User-Defined Functions
Most operations require a user-defined function. This section lists different ways of how they can be specified. We also cover Accumulators
, which can be used to gain insights into your Flink application.
Java
Implementing an interface
The most basic way is to implement one of the provided interfaces:
class MyMapFunction implements MapFunction<String, Integer> {
public Integer map(String value) { return Integer.parseInt(value); }
}
data.map(new MyMapFunction());
Anonymous classes
You can pass a function as an anonymous class:
data.map(new MapFunction<String, Integer> () {
public Integer map(String value) { return Integer.parseInt(value); }
});
Java 8 Lambdas
Flink also supports Java 8 Lambdas in the Java API.
data.filter(s -> s.startsWith("http://"));
data.reduce((i1,i2) -> i1 + i2);
Rich functions
All transformations that require a user-defined function can instead take as argument a rich function. For example, instead of
class MyMapFunction implements MapFunction<String, Integer> {
public Integer map(String value) { return Integer.parseInt(value); }
}
you can write
class MyMapFunction extends RichMapFunction<String, Integer> {
public Integer map(String value) { return Integer.parseInt(value); }
}
and pass the function as usual to a map
transformation:
data.map(new MyMapFunction());
Rich functions can also be defined as an anonymous class:
data.map (new RichMapFunction<String, Integer>() {
public Integer map(String value) { return Integer.parseInt(value); }
});
Scala
Lambda Functions
As already seen in previous examples all operations accept lambda functions for describing the operation:
val data: DataStream[String] = // [...]
data.filter { _.startsWith("http://") }
val data: DataStream[Int] = // [...]
data.reduce { (i1,i2) => i1 + i2 }
// or
data.reduce { _ + _ }
Rich functions
All transformations that take as argument a lambda function can instead take as argument a rich function. For example, instead of
data.map { x => x.toInt }
you can write
class MyMapFunction extends RichMapFunction[String, Int] {
def map(in: String): Int = in.toInt
}
and pass the function to a map
transformation:
data.map(new MyMapFunction())
Rich functions can also be defined as an anonymous class:
data.map (new RichMapFunction[String, Int] {
def map(in: String): Int = in.toInt
})
Accumulators & Counters
Accumulators are simple constructs with an add operation and a final accumulated result, which is available after the job ended.
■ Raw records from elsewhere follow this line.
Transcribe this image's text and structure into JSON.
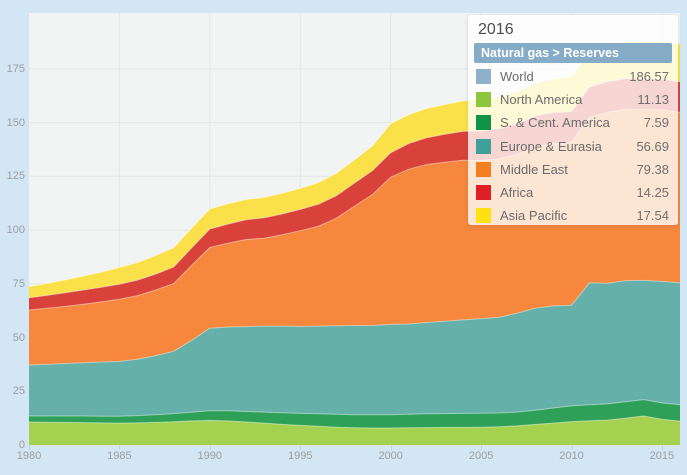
{
  "colors": {
    "page_background": "#d3e6f3",
    "plot_background": "#f1f4f2",
    "grid": "#e3e8e6",
    "axis_text": "#9aa0a4",
    "band_separator": "rgba(255,255,255,0.45)"
  },
  "tooltip": {
    "year": "2016",
    "header": "Natural gas > Reserves",
    "header_bg": "#86abc6",
    "rows": [
      {
        "label": "World",
        "value": "186.57",
        "color": "#8fb0c9"
      },
      {
        "label": "North America",
        "value": "11.13",
        "color": "#8cc63c"
      },
      {
        "label": "S. & Cent. America",
        "value": "7.59",
        "color": "#0f9347"
      },
      {
        "label": "Europe & Eurasia",
        "value": "56.69",
        "color": "#3f9f9a"
      },
      {
        "label": "Middle East",
        "value": "79.38",
        "color": "#f47d21"
      },
      {
        "label": "Africa",
        "value": "14.25",
        "color": "#de1f25"
      },
      {
        "label": "Asia Pacific",
        "value": "17.54",
        "color": "#ffe112"
      }
    ]
  },
  "axes": {
    "y_tick_labels": [
      "0",
      "25",
      "50",
      "75",
      "100",
      "125",
      "150",
      "175"
    ],
    "x_tick_labels": [
      "1980",
      "1985",
      "1990",
      "1995",
      "2000",
      "2005",
      "2010",
      "2015"
    ]
  },
  "chart_data": {
    "type": "area",
    "stacked": true,
    "title": "Natural gas > Reserves",
    "hover_year": 2016,
    "world_total_at_hover": 186.57,
    "grid": true,
    "legend_position": "tooltip-overlay-top-right",
    "ylim": [
      0,
      201
    ],
    "yticks": [
      0,
      25,
      50,
      75,
      100,
      125,
      150,
      175
    ],
    "xticks": [
      1980,
      1985,
      1990,
      1995,
      2000,
      2005,
      2010,
      2015
    ],
    "x": [
      1980,
      1981,
      1982,
      1983,
      1984,
      1985,
      1986,
      1987,
      1988,
      1989,
      1990,
      1991,
      1992,
      1993,
      1994,
      1995,
      1996,
      1997,
      1998,
      1999,
      2000,
      2001,
      2002,
      2003,
      2004,
      2005,
      2006,
      2007,
      2008,
      2009,
      2010,
      2011,
      2012,
      2013,
      2014,
      2015,
      2016
    ],
    "series": [
      {
        "name": "North America",
        "color": "#a5d150",
        "values": [
          10.7,
          10.6,
          10.5,
          10.4,
          10.3,
          10.2,
          10.3,
          10.5,
          10.8,
          11.2,
          11.4,
          11.2,
          10.7,
          10.2,
          9.6,
          9.1,
          8.7,
          8.3,
          8.0,
          7.9,
          7.9,
          8.0,
          8.1,
          8.2,
          8.2,
          8.3,
          8.5,
          8.9,
          9.6,
          10.2,
          10.9,
          11.3,
          11.6,
          12.5,
          13.5,
          12.0,
          11.13
        ]
      },
      {
        "name": "S. & Cent. America",
        "color": "#2fa058",
        "values": [
          2.8,
          2.9,
          3.0,
          3.1,
          3.1,
          3.2,
          3.4,
          3.6,
          3.8,
          4.0,
          4.5,
          4.7,
          4.9,
          5.1,
          5.4,
          5.6,
          5.8,
          6.0,
          6.1,
          6.2,
          6.2,
          6.3,
          6.4,
          6.4,
          6.5,
          6.5,
          6.4,
          6.4,
          6.6,
          7.0,
          7.3,
          7.4,
          7.5,
          7.6,
          7.6,
          7.6,
          7.59
        ]
      },
      {
        "name": "Europe & Eurasia",
        "color": "#65b1aa",
        "values": [
          23.7,
          24.0,
          24.4,
          24.8,
          25.2,
          25.5,
          26.2,
          27.5,
          29.0,
          33.5,
          38.5,
          39.0,
          39.5,
          40.0,
          40.3,
          40.5,
          40.8,
          41.2,
          41.5,
          41.5,
          42.0,
          42.0,
          42.5,
          43.0,
          43.5,
          44.0,
          44.5,
          46.0,
          47.5,
          47.5,
          46.8,
          56.8,
          56.2,
          56.4,
          55.5,
          56.5,
          56.69
        ]
      },
      {
        "name": "Middle East",
        "color": "#f6873c",
        "values": [
          25.6,
          26.1,
          26.6,
          27.2,
          28.0,
          28.9,
          29.6,
          30.5,
          31.5,
          35.0,
          37.5,
          39.0,
          40.5,
          40.9,
          42.5,
          44.5,
          46.5,
          50.0,
          55.5,
          61.0,
          68.5,
          72.0,
          73.5,
          74.0,
          74.3,
          73.5,
          73.8,
          73.9,
          75.0,
          75.5,
          76.0,
          77.0,
          79.5,
          79.8,
          79.5,
          79.9,
          79.38
        ]
      },
      {
        "name": "Africa",
        "color": "#d9423a",
        "values": [
          5.7,
          6.0,
          6.3,
          6.6,
          6.8,
          7.0,
          7.2,
          7.4,
          7.7,
          8.1,
          8.6,
          8.9,
          9.2,
          9.5,
          9.7,
          9.9,
          10.2,
          10.5,
          10.8,
          11.1,
          11.4,
          12.0,
          12.5,
          13.0,
          13.4,
          13.8,
          14.0,
          14.2,
          14.4,
          14.5,
          14.1,
          14.2,
          14.3,
          14.2,
          14.2,
          14.2,
          14.25
        ]
      },
      {
        "name": "Asia Pacific",
        "color": "#fae149",
        "values": [
          5.2,
          5.6,
          6.0,
          6.5,
          7.0,
          7.8,
          8.2,
          8.6,
          9.0,
          9.2,
          9.3,
          9.4,
          9.4,
          9.5,
          9.6,
          9.8,
          10.1,
          10.4,
          10.8,
          11.5,
          13.6,
          13.4,
          13.6,
          13.8,
          14.2,
          14.6,
          14.8,
          15.0,
          15.2,
          15.6,
          16.2,
          16.3,
          16.8,
          17.0,
          17.2,
          17.4,
          17.54
        ]
      }
    ]
  }
}
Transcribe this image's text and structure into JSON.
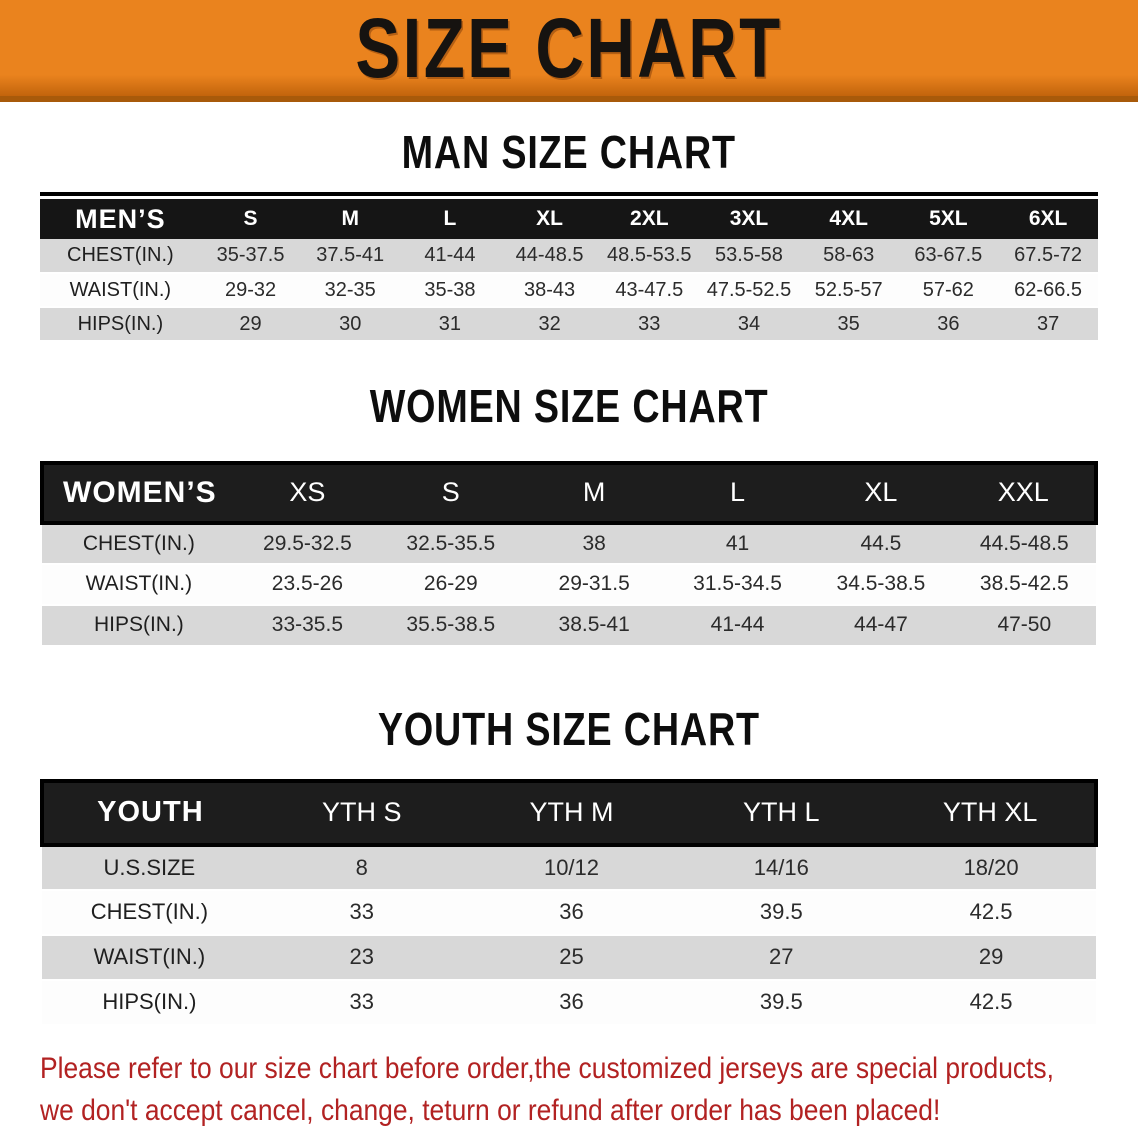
{
  "banner": {
    "title": "SIZE CHART"
  },
  "sections": [
    {
      "heading": "MAN SIZE CHART",
      "table": {
        "label_header": "MEN’S",
        "size_headers": [
          "S",
          "M",
          "L",
          "XL",
          "2XL",
          "3XL",
          "4XL",
          "5XL",
          "6XL"
        ],
        "rows": [
          {
            "label": "CHEST(IN.)",
            "values": [
              "35-37.5",
              "37.5-41",
              "41-44",
              "44-48.5",
              "48.5-53.5",
              "53.5-58",
              "58-63",
              "63-67.5",
              "67.5-72"
            ]
          },
          {
            "label": "WAIST(IN.)",
            "values": [
              "29-32",
              "32-35",
              "35-38",
              "38-43",
              "43-47.5",
              "47.5-52.5",
              "52.5-57",
              "57-62",
              "62-66.5"
            ]
          },
          {
            "label": "HIPS(IN.)",
            "values": [
              "29",
              "30",
              "31",
              "32",
              "33",
              "34",
              "35",
              "36",
              "37"
            ]
          }
        ]
      }
    },
    {
      "heading": "WOMEN SIZE CHART",
      "table": {
        "label_header": "WOMEN’S",
        "size_headers": [
          "XS",
          "S",
          "M",
          "L",
          "XL",
          "XXL"
        ],
        "rows": [
          {
            "label": "CHEST(IN.)",
            "values": [
              "29.5-32.5",
              "32.5-35.5",
              "38",
              "41",
              "44.5",
              "44.5-48.5"
            ]
          },
          {
            "label": "WAIST(IN.)",
            "values": [
              "23.5-26",
              "26-29",
              "29-31.5",
              "31.5-34.5",
              "34.5-38.5",
              "38.5-42.5"
            ]
          },
          {
            "label": "HIPS(IN.)",
            "values": [
              "33-35.5",
              "35.5-38.5",
              "38.5-41",
              "41-44",
              "44-47",
              "47-50"
            ]
          }
        ]
      }
    },
    {
      "heading": "YOUTH SIZE CHART",
      "table": {
        "label_header": "YOUTH",
        "size_headers": [
          "YTH S",
          "YTH M",
          "YTH L",
          "YTH XL"
        ],
        "rows": [
          {
            "label": "U.S.SIZE",
            "values": [
              "8",
              "10/12",
              "14/16",
              "18/20"
            ]
          },
          {
            "label": "CHEST(IN.)",
            "values": [
              "33",
              "36",
              "39.5",
              "42.5"
            ]
          },
          {
            "label": "WAIST(IN.)",
            "values": [
              "23",
              "25",
              "27",
              "29"
            ]
          },
          {
            "label": "HIPS(IN.)",
            "values": [
              "33",
              "36",
              "39.5",
              "42.5"
            ]
          }
        ]
      }
    }
  ],
  "disclaimer": {
    "lines": [
      "Please refer to our size chart before order,the customized jerseys are special products,",
      "we don't accept cancel, change, teturn or refund after order has been placed!"
    ]
  },
  "colors": {
    "banner_bg": "#EA831E",
    "banner_bg_dark": "#C2640C",
    "header_bg": "#151515",
    "row_alt_bg": "#D8D8D8",
    "disclaimer_text": "#B22222"
  }
}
The most straightforward accumulator is a counter: You can increment it using the Accumulator.add(V value)
method. At the end of the job Flink will sum up (merge) all partial results and send the result to the client. Accumulators are useful during debugging or if you quickly want to find out more about your data.
Flink currently has the following built-in accumulators. Each of them implements the Accumulator interface.
- IntCounter , LongCounter and DoubleCounter : See below for an example using a counter.
- Histogram : A histogram implementation for a discrete number of bins. Internally it is just a map from Integer to Integer. You can use this to compute distributions of values, e.g. the distribution of words-per-line for a word count program.
How to use accumulators:
First you have to create an accumulator object (here a counter) in the user-defined transformation function where you want to use it.
private IntCounter numLines = new IntCounter();
Second you have to register the accumulator object, typically in the open()
method of the rich function. Here you also define the name.
getRuntimeContext().addAccumulator("num-lines", this.numLines);
You can now use the accumulator anywhere in the operator function, including in the open()
and close()
methods.
this.numLines.add(1);
The overall result will be stored in the JobExecutionResult
object which is returned from the execute()
method of the execution environment (currently this only works if the execution waits for the completion of the job).
myJobExecutionResult.getAccumulatorResult("num-lines");
All accumulators share a single namespace per job. Thus you can use the same accumulator in different operator functions of your job. Flink will internally merge all accumulators with the same name.
A note on accumulators and iterations: Currently the result of accumulators is only available after the overall job has ended. We plan to also make the result of the previous iteration available in the next iteration. You can use Aggregators to compute per-iteration statistics and base the termination of iterations on such statistics.
Custom accumulators:
To implement your own accumulator you simply have to write your implementation of the Accumulator interface. Feel free to create a pull request if you think your custom accumulator should be shipped with Flink.
You have the choice to implement either Accumulator or SimpleAccumulator .
Accumulator<V,R>
is most flexible: It defines a type V
for the value to add, and a result type R
for the final result. E.g. for a histogram, V
is a number and R
is a histogram. SimpleAccumulator
is for the cases where both types are the same, e.g. for counters.